Ну, в один великолепный день он у меня и прорвался, ума достало мне же во всем признаться! Другая его любит, меня он не любит, ее он любит, и все в таких ярких красках у него получается, сами на кухне сидим, у него аж слезы в тарелку капают, а я слушаю да киваю, вроде сочувствую: "Как же это на тебя, бедного, вдруг наехало?.. А она-то у тебя кто? Хорошая ли?.." И он слово за слово мне же, дуралей, все открывает, даже имя ее и где она работает, вот до чего!

Я свой момент выждала и говорю: послушай-ка ты теперь, что я скажу, любить себя я никого не заставляю нисколько. От твоей нелюбви крыша мне на голову не обвалится и, например, канализация тоже не засорится! Понял? А он ничего не понял, речь потерял, рот разинул и на меня выпучился.

А я ему и рта закрыть не дала. Ты, говорю, сукин сын, мне свою яркую картину нарисовал, теперь я тебе свою нарисую. Погляди, которая лучше! Ну и все ему разъяснила, что ему никакого ходу от меня нет и не будет.

- А он так и скиснул? - сочувственно вздохнула Тоня.

- Почему? Нет! Он определенное время не сдавался, нет, куда там! На стены кидался. Меня проклинал всякими словами, и на колени вставал, и кулаки кусал. Да ведь у меня на все это лекарство!

- А-а-а! - со стоном втягивая воздух, в ужасе всплеснула руками Тоня, догадываясь. - Ты заявление?..

- Точно. Да какое! Десять рублей одному из юридической консультации отдала, он мне подправил кое-чего. Мало на него, я и на нее написала.

- У-уй... - простонала Тоня, точно ее замутило.
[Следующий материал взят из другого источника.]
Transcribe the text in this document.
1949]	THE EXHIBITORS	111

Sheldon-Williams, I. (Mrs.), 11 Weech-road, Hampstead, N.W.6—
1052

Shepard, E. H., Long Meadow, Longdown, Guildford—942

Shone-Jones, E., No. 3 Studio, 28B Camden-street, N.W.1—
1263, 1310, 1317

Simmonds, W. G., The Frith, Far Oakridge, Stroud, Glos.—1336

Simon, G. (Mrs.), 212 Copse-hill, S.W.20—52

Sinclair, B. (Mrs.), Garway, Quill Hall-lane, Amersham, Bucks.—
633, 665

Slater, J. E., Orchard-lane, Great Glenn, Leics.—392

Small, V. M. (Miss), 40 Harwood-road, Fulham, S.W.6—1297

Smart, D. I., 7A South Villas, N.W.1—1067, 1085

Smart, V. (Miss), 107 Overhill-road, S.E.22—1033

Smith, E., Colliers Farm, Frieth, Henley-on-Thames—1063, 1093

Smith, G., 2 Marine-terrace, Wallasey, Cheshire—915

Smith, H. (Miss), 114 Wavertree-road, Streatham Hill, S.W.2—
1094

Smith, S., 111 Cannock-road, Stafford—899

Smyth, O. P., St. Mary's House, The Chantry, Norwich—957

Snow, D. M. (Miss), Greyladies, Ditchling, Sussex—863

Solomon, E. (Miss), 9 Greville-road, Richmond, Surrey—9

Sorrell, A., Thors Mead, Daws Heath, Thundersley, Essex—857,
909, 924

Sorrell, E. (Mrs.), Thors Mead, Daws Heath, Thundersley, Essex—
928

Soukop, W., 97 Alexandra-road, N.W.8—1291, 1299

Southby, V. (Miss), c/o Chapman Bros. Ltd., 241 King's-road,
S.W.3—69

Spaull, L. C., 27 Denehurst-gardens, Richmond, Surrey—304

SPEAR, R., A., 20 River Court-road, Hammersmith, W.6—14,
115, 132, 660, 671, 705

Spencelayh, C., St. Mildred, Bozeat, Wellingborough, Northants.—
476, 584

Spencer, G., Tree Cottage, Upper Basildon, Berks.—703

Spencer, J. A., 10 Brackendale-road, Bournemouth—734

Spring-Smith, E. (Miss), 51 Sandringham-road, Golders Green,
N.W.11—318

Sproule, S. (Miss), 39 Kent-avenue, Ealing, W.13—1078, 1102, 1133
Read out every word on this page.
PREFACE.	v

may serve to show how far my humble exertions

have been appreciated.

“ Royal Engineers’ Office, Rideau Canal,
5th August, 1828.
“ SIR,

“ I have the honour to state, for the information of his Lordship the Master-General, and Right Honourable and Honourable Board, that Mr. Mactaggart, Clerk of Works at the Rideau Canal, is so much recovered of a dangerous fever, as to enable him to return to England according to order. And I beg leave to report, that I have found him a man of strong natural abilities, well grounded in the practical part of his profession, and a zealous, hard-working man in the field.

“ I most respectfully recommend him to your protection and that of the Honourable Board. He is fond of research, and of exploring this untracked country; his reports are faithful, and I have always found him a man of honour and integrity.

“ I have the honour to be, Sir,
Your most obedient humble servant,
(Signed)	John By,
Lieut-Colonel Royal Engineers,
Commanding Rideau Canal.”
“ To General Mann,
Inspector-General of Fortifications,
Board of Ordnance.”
Сафарова снисходительно хмыкнула.

- Да я ведь не подала, только так, вслух прочитала, а на стол не положила. Так хватило. Теперь у нас нормальная обстановка. Да было-то все не вчера, уж годы идут.

- И твой теперь ничего?

- Ничего... Не жалуюсь... Да и я-то не сплю, приглядываюсь. Замечу, что у него это накипает, руки тянутся узлы развязать, я на него погляжу-погляжу, к шифоньеру подойду да пальцем, костяшкой по ящику и постучу, его всего со стороны в сторону так и перекосит, даже зубами заскрипит - в ящике у меня заявление лежит на хранении. Он и знает, скрипи не скрипи, а деваться некуда... Живем мирно, кого хочешь спроси, соседи даже в пример ставят.

- Этого я еще даже не слыхала! Да ты укротитель! - Тоня вдруг захохотала. - Нет, хлеще! Это как в этих... ну как их, ну, такие автобиографии святых - к нему является какой-нибудь бес, а он на него крест: "Аминь, аминь, рассыпься!" Тот и рассыпался.